Monday, June 28, 2010

Cubs Baseball, (or) The Sham at The Cell

Arriving at US Cellular Field, also known as The Cell, home of the Chicago White Sox, can be an ordeal for any Cubs fan.

First of all, 35th Street is a bit of a hike from the North Side whether you take the El or drive it and park. But besides the commute, during your stay in the South Side you will be met with pity and derision if not general abuse, albeit polite and civil general abuse. And that’s before the first pitch.


A Sox fan sums it up accurately and courteously for the guest team


Last Friday the Cubs didn’t help matters by doing what they often do best, which is to make a mockery of business in the same way that the Keystone Cops enforced the law.

A regular notch in the Cubs pitching rotation saw Tom Gorzelanny pitch much of the game against the Sox. Gorzelanny initially got slotted into the Cubs’ starting rotation earlier in 2010 only after Carlos Zambrano, a former All-Star, got sent into the bullpen after mediocre performances followed by temper tantrums.

Oddly enough, the second inning on this day saw Gorzelanny take the mound after Zambrano gave up four runs in a mediocre performance, followed by an altercation in the dugout and a temper tantrum.

The Cubs eventually lost 6-0, winning only the last of the three game series of the Crosstown Classic.

Before the end of the game, I talked with other baseball fans of both persuasions to find out that the consensus was that Zambrano was a bum, a whiny baby, and the root of many of the Cubs’ problems. But that’s not the simple answer.

True, Zambrano’s pitching this season stinks, but so does that of the entire pitching staff save Carlos Silva, and maybe Ryan Dempster. Power hitters like Aramis Ramirez, aren’t hitting the ball, and Cubs hitting hasn’t been adequate much less stellar. Nor can the Cubs hold a lead when they have one. Moreover, Coach Lou Piniella is out of contract after this season, and the Cubs have new owners who are just starting to get settled and find their way. All in all, it seems that the team has accepted that things are going nowhere and that’s how they're playing at the moment.

I remember when the Cubs’ issues back in the days of the 1990s, were predictable but tried and true.


Alfonseca, the 6 fingered man, with better pitching in better attire.


Back then, and up until the mid 2000s, the Cubs main talent seemed to be putting men on base. The problem was that they could never seem to get them to home plate.

Beyond that, it was the pitching quality and the untimely tendency of Cubs pitchers to slump from a good streak in one inning straight to a terrible inning to follow. I remember pitcher Kevin Tapani, a highly regarded Cub, in his usual patterns. The Tapani Algorithm, as I privately call it, would consist throwing an amazing no-hitter for four or five innings followed by a meltdown that would put a couple of runs on the board for the other team. The algorithm then ends mathematically when Tapani gets pulled off the mound.

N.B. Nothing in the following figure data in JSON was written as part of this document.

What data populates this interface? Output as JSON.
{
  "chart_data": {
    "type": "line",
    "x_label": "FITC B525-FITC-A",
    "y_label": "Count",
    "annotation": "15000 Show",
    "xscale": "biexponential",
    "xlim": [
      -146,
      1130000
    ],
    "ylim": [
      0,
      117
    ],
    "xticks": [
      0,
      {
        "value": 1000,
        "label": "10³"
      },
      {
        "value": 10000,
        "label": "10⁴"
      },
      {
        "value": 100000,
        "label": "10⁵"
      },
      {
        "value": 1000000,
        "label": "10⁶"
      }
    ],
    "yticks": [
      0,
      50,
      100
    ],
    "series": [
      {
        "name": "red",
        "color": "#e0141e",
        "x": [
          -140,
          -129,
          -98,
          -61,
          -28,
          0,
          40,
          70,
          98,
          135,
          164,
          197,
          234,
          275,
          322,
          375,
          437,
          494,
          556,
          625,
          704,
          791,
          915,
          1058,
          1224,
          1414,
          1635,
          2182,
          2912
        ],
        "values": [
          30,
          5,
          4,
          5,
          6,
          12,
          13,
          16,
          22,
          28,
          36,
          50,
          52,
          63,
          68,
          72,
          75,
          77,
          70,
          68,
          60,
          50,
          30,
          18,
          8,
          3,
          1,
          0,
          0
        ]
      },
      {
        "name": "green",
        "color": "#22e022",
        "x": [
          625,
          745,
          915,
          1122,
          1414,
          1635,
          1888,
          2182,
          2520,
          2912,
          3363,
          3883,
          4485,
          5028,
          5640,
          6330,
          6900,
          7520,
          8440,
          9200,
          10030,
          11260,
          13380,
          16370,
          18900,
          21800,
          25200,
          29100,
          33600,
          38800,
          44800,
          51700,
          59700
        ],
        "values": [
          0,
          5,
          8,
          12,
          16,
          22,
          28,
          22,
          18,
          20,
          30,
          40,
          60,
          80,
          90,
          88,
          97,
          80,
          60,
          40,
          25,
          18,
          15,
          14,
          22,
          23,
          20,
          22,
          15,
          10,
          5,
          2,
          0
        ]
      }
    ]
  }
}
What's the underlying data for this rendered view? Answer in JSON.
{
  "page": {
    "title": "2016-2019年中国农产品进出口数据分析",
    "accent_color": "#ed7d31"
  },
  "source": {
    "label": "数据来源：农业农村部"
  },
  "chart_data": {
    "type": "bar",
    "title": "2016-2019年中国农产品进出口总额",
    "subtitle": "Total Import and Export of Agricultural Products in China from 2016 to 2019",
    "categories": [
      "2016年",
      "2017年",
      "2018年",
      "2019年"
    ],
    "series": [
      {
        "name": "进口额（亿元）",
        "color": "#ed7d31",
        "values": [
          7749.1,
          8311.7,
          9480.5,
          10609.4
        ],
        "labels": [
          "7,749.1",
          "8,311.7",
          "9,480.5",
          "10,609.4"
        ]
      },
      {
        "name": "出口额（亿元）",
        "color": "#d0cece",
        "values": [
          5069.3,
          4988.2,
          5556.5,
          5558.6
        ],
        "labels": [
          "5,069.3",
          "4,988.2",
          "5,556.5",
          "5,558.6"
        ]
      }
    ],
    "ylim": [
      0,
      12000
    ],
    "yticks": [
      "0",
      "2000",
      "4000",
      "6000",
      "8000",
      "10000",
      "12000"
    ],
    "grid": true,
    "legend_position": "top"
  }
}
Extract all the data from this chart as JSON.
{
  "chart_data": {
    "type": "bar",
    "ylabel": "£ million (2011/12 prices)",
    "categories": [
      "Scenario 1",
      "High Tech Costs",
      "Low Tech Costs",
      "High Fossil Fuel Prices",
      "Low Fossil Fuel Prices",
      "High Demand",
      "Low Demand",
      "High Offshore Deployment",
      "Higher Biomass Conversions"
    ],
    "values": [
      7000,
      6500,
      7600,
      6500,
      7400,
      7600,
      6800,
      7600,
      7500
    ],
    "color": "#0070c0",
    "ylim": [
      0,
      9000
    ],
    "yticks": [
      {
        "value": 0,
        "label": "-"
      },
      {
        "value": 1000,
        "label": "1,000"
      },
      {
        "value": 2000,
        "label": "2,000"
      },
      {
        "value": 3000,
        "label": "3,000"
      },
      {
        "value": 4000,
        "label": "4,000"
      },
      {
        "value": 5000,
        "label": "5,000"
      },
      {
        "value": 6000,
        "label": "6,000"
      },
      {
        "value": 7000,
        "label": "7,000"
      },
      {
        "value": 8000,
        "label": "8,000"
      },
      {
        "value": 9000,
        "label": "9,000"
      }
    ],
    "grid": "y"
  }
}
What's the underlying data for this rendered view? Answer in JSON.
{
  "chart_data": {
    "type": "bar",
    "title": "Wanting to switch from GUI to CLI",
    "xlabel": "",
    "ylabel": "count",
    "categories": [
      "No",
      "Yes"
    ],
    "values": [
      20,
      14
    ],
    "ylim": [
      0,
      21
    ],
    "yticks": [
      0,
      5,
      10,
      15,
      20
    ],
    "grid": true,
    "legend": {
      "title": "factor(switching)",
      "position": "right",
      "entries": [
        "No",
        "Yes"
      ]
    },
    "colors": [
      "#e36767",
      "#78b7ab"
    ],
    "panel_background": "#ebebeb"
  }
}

Then there was Antonio Alfonseca, an excellent pitcher early in his career who won a World Series with the Marlins in 1997. He was also, in 2000, named National League Rolaids Relief Man of the Year. Problem was that during his Cubs years, as is typical with Cubs’ pitching, his innings on the mound were dodgy at best and horrendous at worst.

One public holiday weekend in 2003 (on Memorial Day, I think) a home game at Wrigley saw the Cubs up 2 to 1 in the 8th. Alfonseca took the mound in that inning as a relief pitcher. By the bottom of the 8th, it was 12 to 2 for the opposing team as Alfonseca moped off the mound, probably feeling awful about his self-destructive performance, giving up 11 runs. It was days like these that I wished the Wrigley beer man was the one pitching the Rolaids for us fans.

Perhaps now the Cubs’ bad performances aren’t so catastrophic in their onset, and as such, are met with less surprise by the fans and media. Failure comes more gradually with each inning, as an expected coda to a symphony of indifference and expected incompetence.

It’s unclear what the rest of the season will hold for the Cubs for sure. With interleague play ending soon, the Cubs’ Sham at the Cell finished, and the visitations of punishment by the White Sox over and done with, the MLB All-Star Game divides the season with a potential for a fresh start in its second half.

Maybe nothing will happen and Chicago’s North Side will see their club cross the finish line limping, perhaps without a coach. Maybe the Cubs will work their way back to some wins and respectability. Who knows.

But in the words of Harry Caray, “Holy Cow” doesn’t even begin to describe the situation.